The risk is being able to accurately manage infection flow relative to health
case resources. Data on infection rates needs to be accurate, the measures
they introduce need to work and at the time they want them to and to the
degree they want, or the system is overwhelmed.

Schools: Kids generally won’t get very ill, so the govt can use them as a tool
to infect others when you want to increase infection. When you need to slow
infection, that tap can be turned off – at that point they close the schools.
Politically risky for them to say this.

The same for large scale events - stop them when you want to slow infection
rates; turn another tap off. This means schools etc are closed for a shorter
period and disruption generally is therefore for a shorter period, AND with a
growing immune population. This is sustainable

After a while most of the population is immune, the seriously ill have all
received treatment and the country is resistant. The more vulnerable are then
less at risk. This is the end state the govt is aiming for and could achieve.

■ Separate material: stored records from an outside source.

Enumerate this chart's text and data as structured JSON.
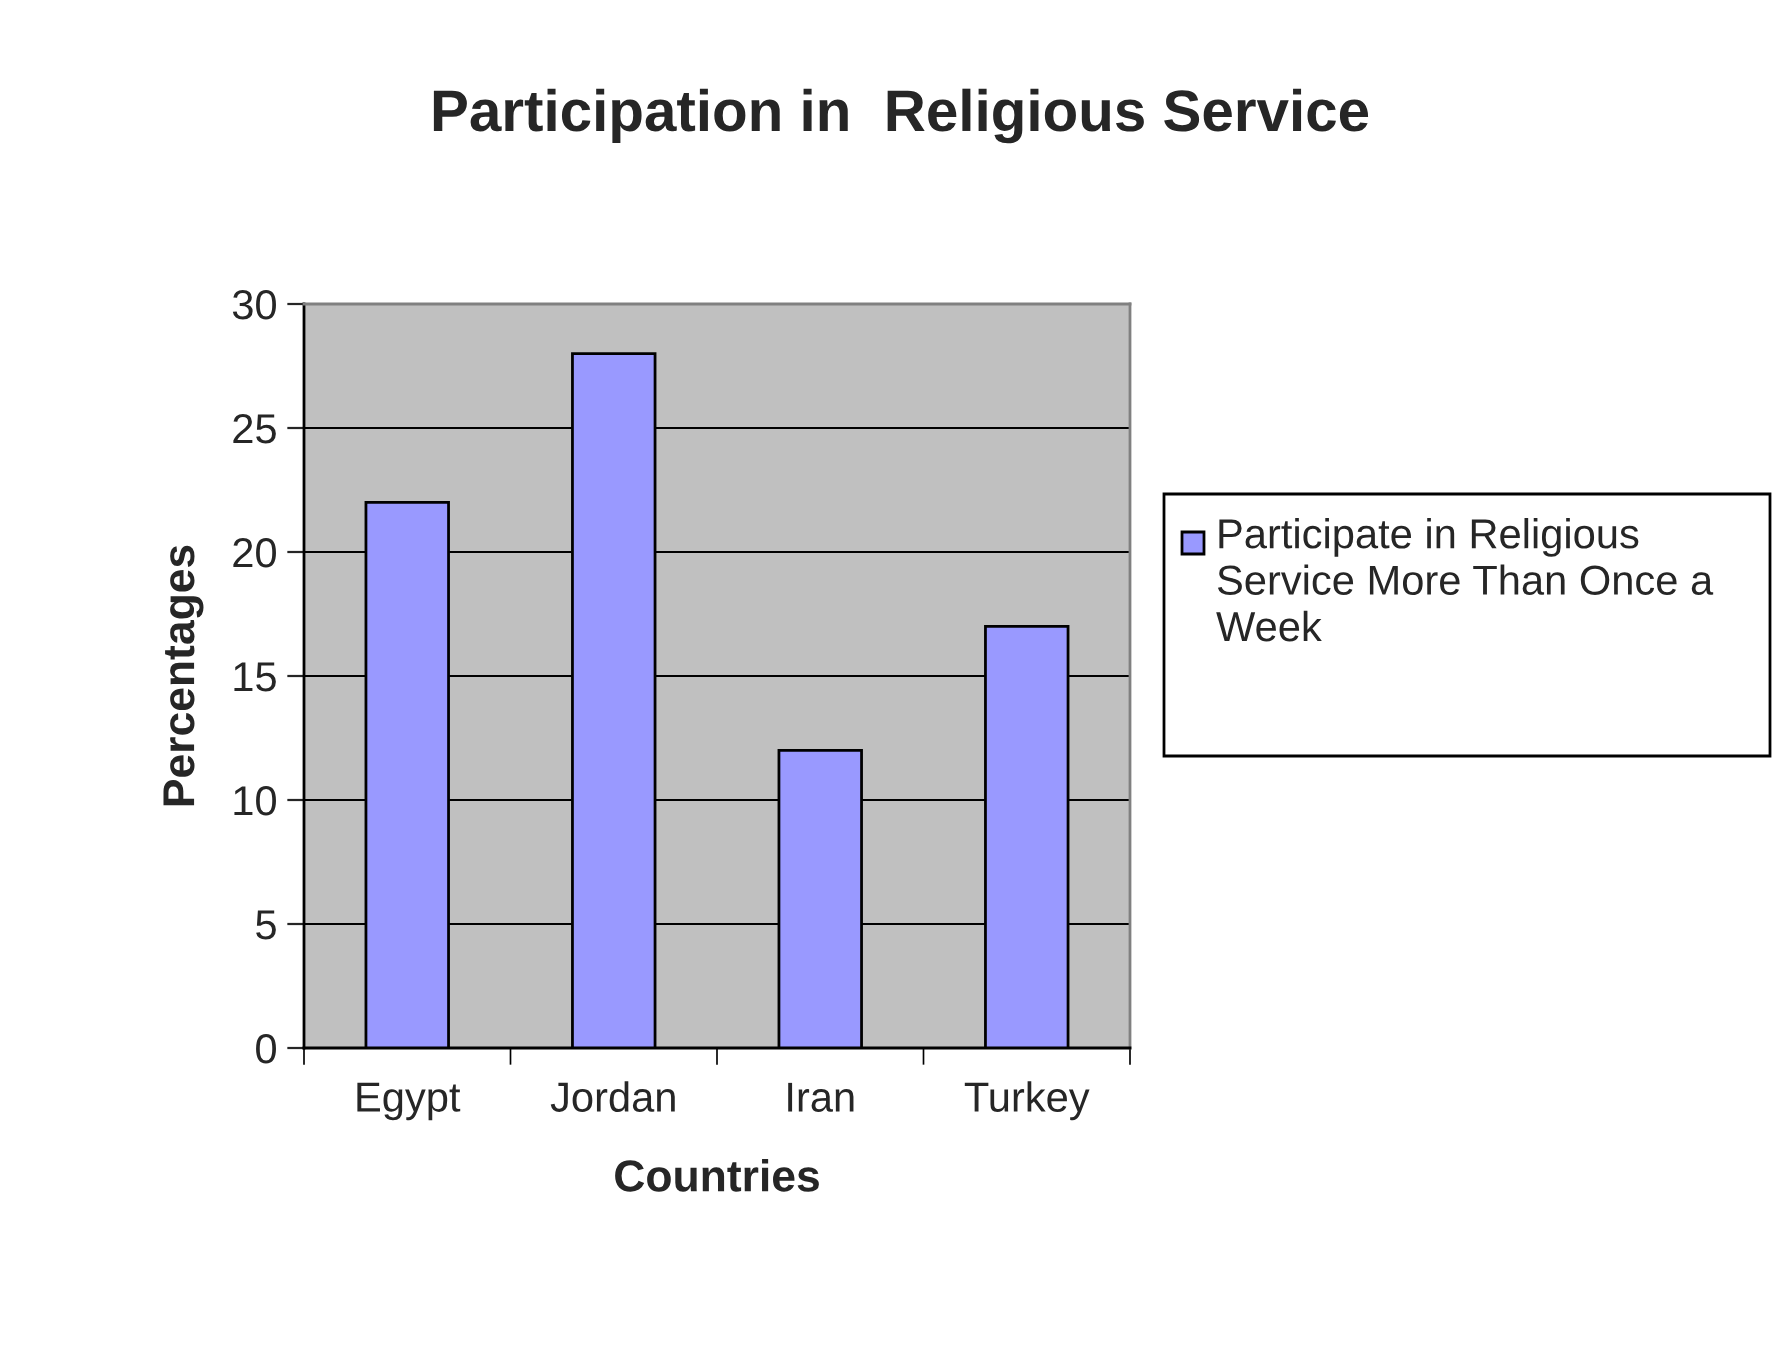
{
  "chart_data": {
    "type": "bar",
    "title": "Participation in  Religious Service",
    "xlabel": "Countries",
    "ylabel": "Percentages",
    "categories": [
      "Egypt",
      "Jordan",
      "Iran",
      "Turkey"
    ],
    "series": [
      {
        "name": "Participate in Religious Service More Than Once a Week",
        "color": "#9999ff",
        "values": [
          22,
          28,
          12,
          17
        ]
      }
    ],
    "ylim": [
      0,
      30
    ],
    "yticks": [
      0,
      5,
      10,
      15,
      20,
      25,
      30
    ],
    "grid": "y",
    "legend": "right"
  }
}
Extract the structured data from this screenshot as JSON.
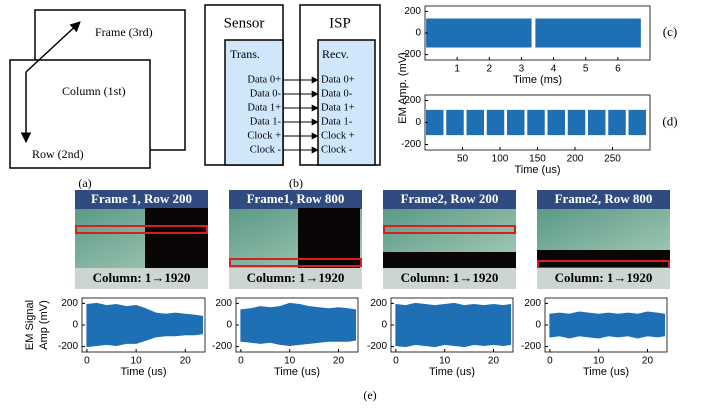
{
  "panel_a": {
    "frame": "Frame (3rd)",
    "column": "Column (1st)",
    "row": "Row (2nd)",
    "caption": "(a)"
  },
  "panel_b": {
    "sensor": "Sensor",
    "isp": "ISP",
    "trans": "Trans.",
    "recv": "Recv.",
    "signals": [
      "Data 0+",
      "Data 0-",
      "Data 1+",
      "Data 1-",
      "Clock +",
      "Clock -"
    ],
    "caption": "(b)"
  },
  "panel_e": {
    "caption": "(e)",
    "frames": [
      {
        "title": "Frame 1, Row 200",
        "column": "Column: 1→1920"
      },
      {
        "title": "Frame1, Row 800",
        "column": "Column: 1→1920"
      },
      {
        "title": "Frame2, Row 200",
        "column": "Column: 1→1920"
      },
      {
        "title": "Frame2, Row 800",
        "column": "Column: 1→1920"
      }
    ]
  },
  "chart_data": [
    {
      "type": "band",
      "caption": "(c)",
      "xlabel": "Time (ms)",
      "ylabel": "EM Amp. (mV)",
      "color": "#1f6fb4",
      "x": [
        0.05,
        3.3,
        3.38,
        3.45,
        6.7
      ],
      "upper": [
        130,
        130,
        null,
        130,
        130
      ],
      "lower": [
        -130,
        -130,
        null,
        -130,
        -130
      ],
      "xlim": [
        0,
        7
      ],
      "xticks": [
        1,
        2,
        3,
        4,
        5,
        6
      ],
      "ylim": [
        -250,
        250
      ],
      "yticks": [
        -200,
        0,
        200
      ]
    },
    {
      "type": "band",
      "caption": "(d)",
      "xlabel": "Time (us)",
      "color": "#1f6fb4",
      "x": [
        2,
        24,
        26,
        29,
        51,
        53,
        56,
        78,
        80,
        83,
        105,
        107,
        110,
        132,
        134,
        137,
        159,
        161,
        164,
        186,
        188,
        191,
        213,
        215,
        218,
        240,
        242,
        245,
        267,
        269,
        272,
        294
      ],
      "upper": [
        110,
        110,
        null,
        110,
        110,
        null,
        110,
        110,
        null,
        110,
        110,
        null,
        110,
        110,
        null,
        110,
        110,
        null,
        110,
        110,
        null,
        110,
        110,
        null,
        110,
        110,
        null,
        110,
        110,
        null,
        110,
        110
      ],
      "lower": [
        -110,
        -110,
        null,
        -110,
        -110,
        null,
        -110,
        -110,
        null,
        -110,
        -110,
        null,
        -110,
        -110,
        null,
        -110,
        -110,
        null,
        -110,
        -110,
        null,
        -110,
        -110,
        null,
        -110,
        -110,
        null,
        -110,
        -110,
        null,
        -110,
        -110
      ],
      "xlim": [
        0,
        300
      ],
      "xticks": [
        50,
        100,
        150,
        200,
        250
      ],
      "ylim": [
        -250,
        250
      ],
      "yticks": [
        -200,
        0,
        200
      ]
    },
    {
      "type": "band",
      "xlabel": "Time (us)",
      "ylabel": [
        "EM Signal",
        "Amp (mV)"
      ],
      "color": "#1f6fb4",
      "x": [
        0,
        2,
        4,
        6,
        8,
        10,
        12,
        14,
        16,
        18,
        20,
        22,
        23.5
      ],
      "upper": [
        190,
        200,
        180,
        190,
        170,
        180,
        150,
        110,
        100,
        110,
        100,
        90,
        80
      ],
      "lower": [
        -200,
        -190,
        -180,
        -190,
        -170,
        -170,
        -140,
        -110,
        -100,
        -100,
        -90,
        -90,
        -80
      ],
      "xlim": [
        -1,
        24
      ],
      "xticks": [
        0,
        10,
        20
      ],
      "ylim": [
        -250,
        250
      ],
      "yticks": [
        -200,
        0,
        200
      ]
    },
    {
      "type": "band",
      "xlabel": "Time (us)",
      "color": "#1f6fb4",
      "x": [
        0,
        2,
        4,
        6,
        8,
        10,
        12,
        14,
        16,
        18,
        20,
        22,
        23.5
      ],
      "upper": [
        140,
        150,
        170,
        160,
        170,
        200,
        190,
        170,
        160,
        150,
        160,
        150,
        140
      ],
      "lower": [
        -150,
        -160,
        -170,
        -160,
        -180,
        -190,
        -180,
        -170,
        -160,
        -150,
        -150,
        -150,
        -140
      ],
      "xlim": [
        -1,
        24
      ],
      "xticks": [
        0,
        10,
        20
      ],
      "ylim": [
        -250,
        250
      ],
      "yticks": [
        -200,
        0,
        200
      ]
    },
    {
      "type": "band",
      "xlabel": "Time (us)",
      "color": "#1f6fb4",
      "x": [
        0,
        2,
        4,
        6,
        8,
        10,
        12,
        14,
        16,
        18,
        20,
        22,
        23.5
      ],
      "upper": [
        190,
        180,
        200,
        190,
        180,
        190,
        200,
        180,
        190,
        180,
        190,
        180,
        190
      ],
      "lower": [
        -190,
        -200,
        -180,
        -190,
        -200,
        -180,
        -190,
        -200,
        -180,
        -190,
        -180,
        -190,
        -180
      ],
      "xlim": [
        -1,
        24
      ],
      "xticks": [
        0,
        10,
        20
      ],
      "ylim": [
        -250,
        250
      ],
      "yticks": [
        -200,
        0,
        200
      ]
    },
    {
      "type": "band",
      "xlabel": "Time (us)",
      "color": "#1f6fb4",
      "x": [
        0,
        2,
        4,
        6,
        8,
        10,
        12,
        14,
        16,
        18,
        20,
        22,
        23.5
      ],
      "upper": [
        100,
        110,
        100,
        120,
        110,
        100,
        110,
        100,
        110,
        100,
        120,
        110,
        100
      ],
      "lower": [
        -110,
        -100,
        -120,
        -100,
        -110,
        -120,
        -100,
        -110,
        -100,
        -120,
        -100,
        -110,
        -100
      ],
      "xlim": [
        -1,
        24
      ],
      "xticks": [
        0,
        10,
        20
      ],
      "ylim": [
        -250,
        250
      ],
      "yticks": [
        -200,
        0,
        200
      ]
    }
  ]
}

BUT a key issue during this process is protection of those for whom the virus
is fatal. It's not clear the full measures there are to protect those people.
It assumes they can measure infection, that their behavioural expectations are
met - people do what they think they will

The Italian (and others) strategy is to stop as much infection as possible -
or all infection. This is appealing, but then what? The restrictions are not
sustainable for months. So the will need to be relaxed. But that will lead to
reemergence of infections.

Then rates will then start to climb again. So they will have to reintroduce
the restrictions each time infection rates rise. That is not a sustainable
model and takes much longer to achieve the goal of a largely immune population
with low risk of infection of the vulnerable

As the government tries to achieve equilibrium between hospitalisations and
infections, more interventions will appear. It's perhaps why there are at the
moment few public information films on staying at home. They are treading a
tight path, but possibly a sensible one.

This is probably the best strategy, but they should explain it more clearly.
It relies on a lot of assumptions, so it would be good to know what they are -
especially behavioural. Most encouraging, it's way too clever for
#BorisJohnson to have had any role in developing.